The generator renders a canonical chessboard corner, applies random homographies, blur, and noise, then labels each patch with a subpixel offset (dx, dy) and a confidence score derived from the distortion severity. The model predicts [dx, dy, conf_logit] on normalized patches (uint8 / 255.0). The current Rust path ignores the confidence output and applies offsets directly (confidence is used during training/evaluation only).

Training and evaluation steps:

  • Generate synthetic datasets with tools/ml_refiner/synth/generate_dataset.py.
  • Train the refiner with tools/ml_refiner/train.py (regression on positives, confidence on all samples).
  • Compare to OpenCV cornerSubPix via tools/ml_refiner/eval/compare_opencv.py, which writes a JSON summary and plots for CDF and error vs noise/blur severity.

Updated results (synthetic data):

Numeric aggregates live in book/src/img/ml_summary.json (exported by the evaluation scripts).

On this synthetic benchmark, the ML refiner shows substantially tighter error distributions than OpenCV cornerSubPix, especially under noise and blur. This does not yet guarantee real-world performance; realistic datasets still need to be tested.

Timing note (single-scale on testimages/mid.png, 77 corners):

  • Classic refinement: ~0.6 ms
  • ML refinement: ~23.5 ms

The ML path trades speed for precision, so use it selectively (e.g., for off-line calibration or when accuracy is paramount).

5.4 Tracing and diagnostics

  • Build with the tracing feature (the perf script does this) to emit INFO-level JSON spans.
  • Key spans now covered in both paths:
    • find_chess_corners (total)
    • single_scale (single-path body)
    • coarse_detect (coarse response + detection)
    • refine (per-seed refinement, includes seeds count)
    • merge (duplicate suppression)
    • build_pyramid (pyramid construction)
    • ml_refiner (ML refinement span + timing event when enabled)
  • Parsing: tools/trace/parser.py extracts the spans above; perf_report.json is produced by tools/perf_bench.py, and accuracy overlays/timings come from tools/accuracy_bench.py.
  • Use --json-trace on the CLI (or run via perf_bench.py) to capture traces; visualize or aggregate with your preferred JSON tools.

5.5 Integration patterns

  • Real-time loops: reuse PyramidBuffers via find_chess_corners_buff; prefer multiscale + simd, add rayon for larger frames. Keep merge_radius modest (2–3 px) to avoid duplicate corners without throwing away tight clusters.
  • Calibration/pose: the accuracy report shows sub-pixel consistency; feed detected corners directly into calibration routines. Use the accuracy histograms to validate new camera data.
  • Diagnostics in the field: capture a short trace with --json-trace and inspect refine_seeds and span timings; spikes usually indicate harder scenes (more seeds) or contention (misconfigured features).
  • Reproducibility: keep generated reports under testdata/out/; rerun accuracy_bench.py --batch and perf_bench.py after algorithm or config changes, and drop updated plots into docs for before/after comparisons.

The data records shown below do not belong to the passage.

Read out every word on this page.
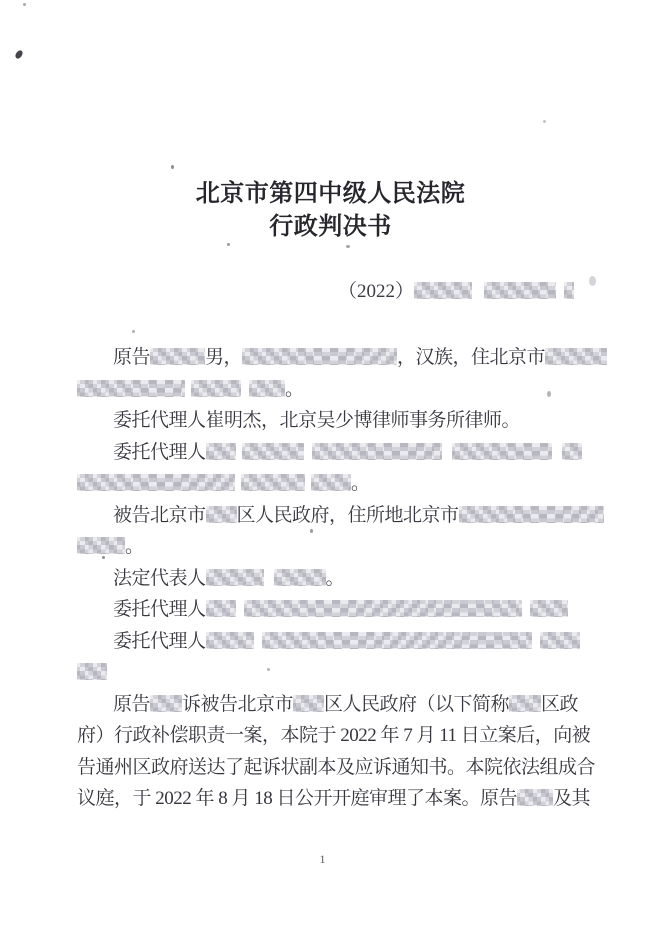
北京市第四中级人民法院
行政判决书
（2022）
原告	男，	，汉族，住北京市
。
委托代理人崔明杰，北京吴少博律师事务所律师。
委托代理人
。
被告北京市 区人民政府，住所地北京市
。
法定代表人	。
委托代理人
委托代理人
原告 诉被告北京市 区人民政府（以下简称 区政
府）行政补偿职责一案，本院于 2022 年 7 月 11 日立案后，向被
告通州区政府送达了起诉状副本及应诉通知书。本院依法组成合
议庭，于 2022 年 8 月 18 日公开开庭审理了本案。原告 及其
1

Part VI: Contributing and experimentation

The repository is intended to be a practical reference implementation rather than a one‑off experiment. If you are interested in contributing or using it as the basis for research:

  • Bug reports and feature requests – if you run into issues on your own images or have feature ideas (e.g., better defaults, new configuration knobs), opening an issue with repro steps and sample data is extremely helpful.
  • Testing and benchmarks – the Python helpers under tools/ and the data in testdata/ are designed to make it easy to rerun accuracy and performance experiments after code changes. Extending these scripts or adding new datasets is a good way to validate improvements.
  • Algorithmic experiments – ChESS is only one point in the design space of chessboard detectors. Variants of the response kernel, alternative refinement strategies, or different multiscale schemes can all be explored while reusing the same benchmarking and visualization tools.

If you do build something interesting on top of this project—new bindings, specialized pipelines, or improved kernels—consider sharing it back so that other users can benefit and compare results on a common set of tools.